斎藤健経済産業相が「中堅・中小企業も活用している」と言い訳したのに対しても、岩渕氏はデータを示して巨大企業(資本金100億円超の企業と連結法人グループ)ばかりが制度を利用していると反論しました(下図)。自公政権がつくった大企業優遇税制は、国内活性化につながらず、むしろ減税を狙った海外進出を促進してしまったのです。
(つづく)

「しんぶん赤旗」日刊紙 2024年6月12日付掲載


日本共産党の笠井亮議員が4月19日の衆院経済産業委員会で取り上げた1992年版の通商白書は「ある国の資本による企業の利益がその国民の利益と一致する度合いが減少しつつある」と指摘。
つまり、以前は一国の企業活動の活発化はその国の雇用を増大させ、国民の所得と消費を拡大して国民生活の向上に貢献するもの。
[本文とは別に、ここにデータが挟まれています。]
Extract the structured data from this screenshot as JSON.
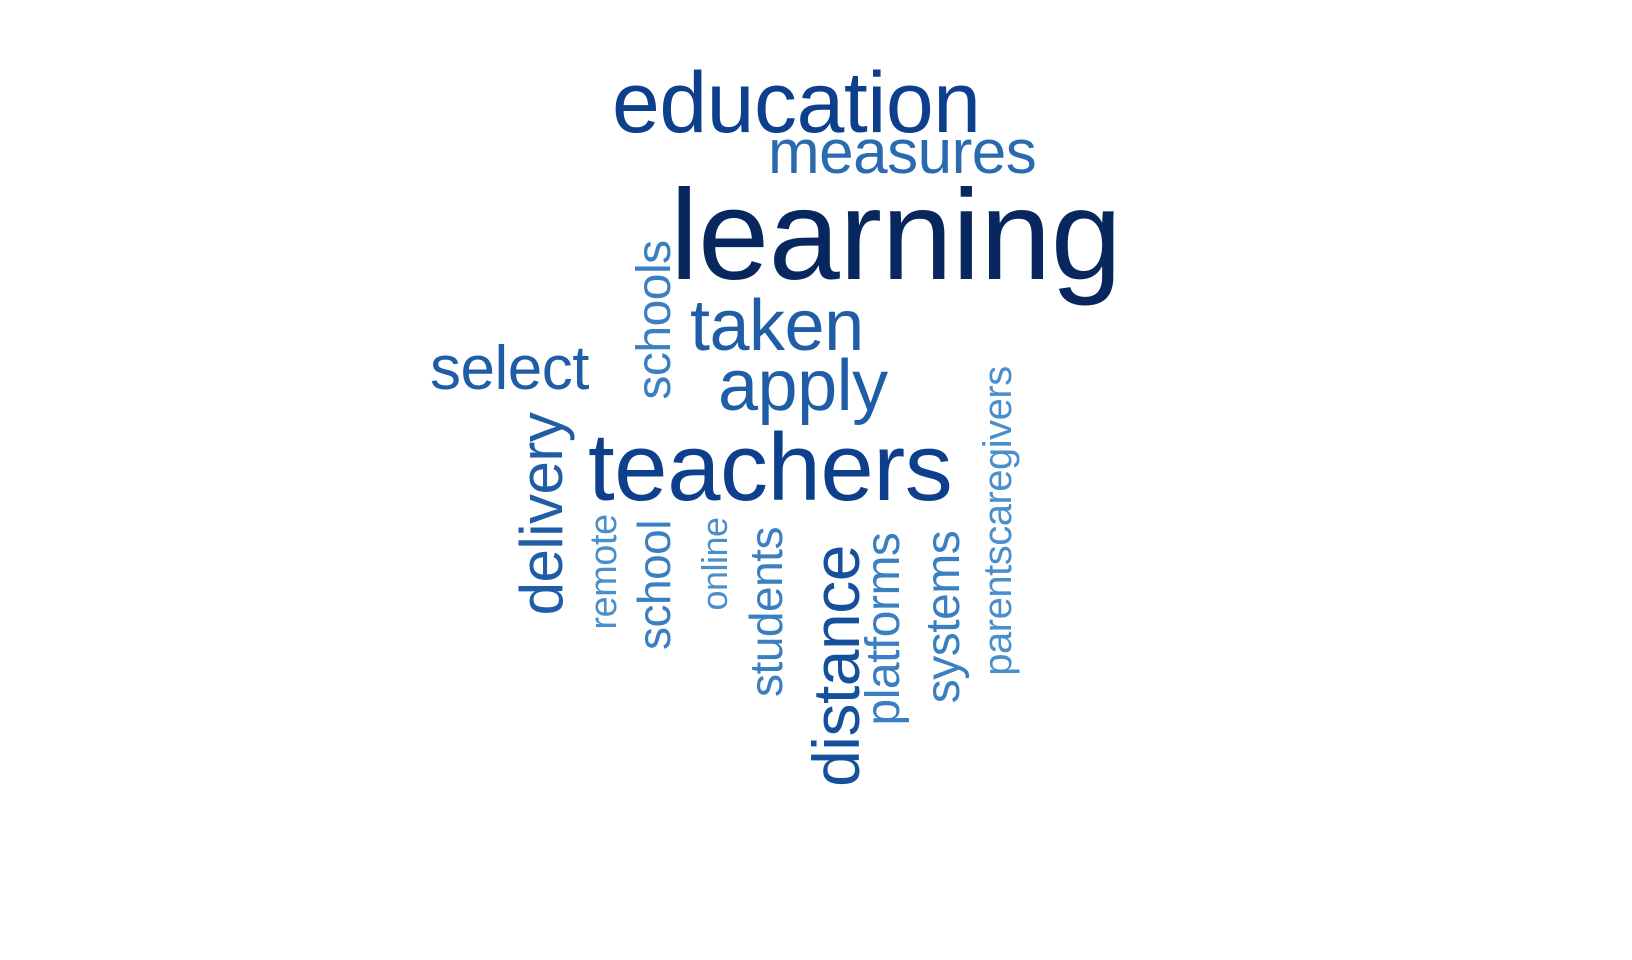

しかし、企業の多国籍化がすすむと、国内の製造業が空洞化し、生産の拡大が国内の雇用や所得の増大に結びつかなくなる。
岩渕氏は海外での内部留保が増えているデータ(上図)を示し、「国内投資は制度導後の13年間も横ばいになっている」「投資や雇用の拡大に結びついていない」と指摘。経済の活性化につながらず「大企業減税ということになっている」と批判。
斎藤健経済産業相が「中堅・中小企業も活用している」と言い訳したのに対しても、岩渕氏はデータを示して巨大企業(資本金100億円超の企業と連結法人グループ)ばかりが制度を利用していると反論(下図)。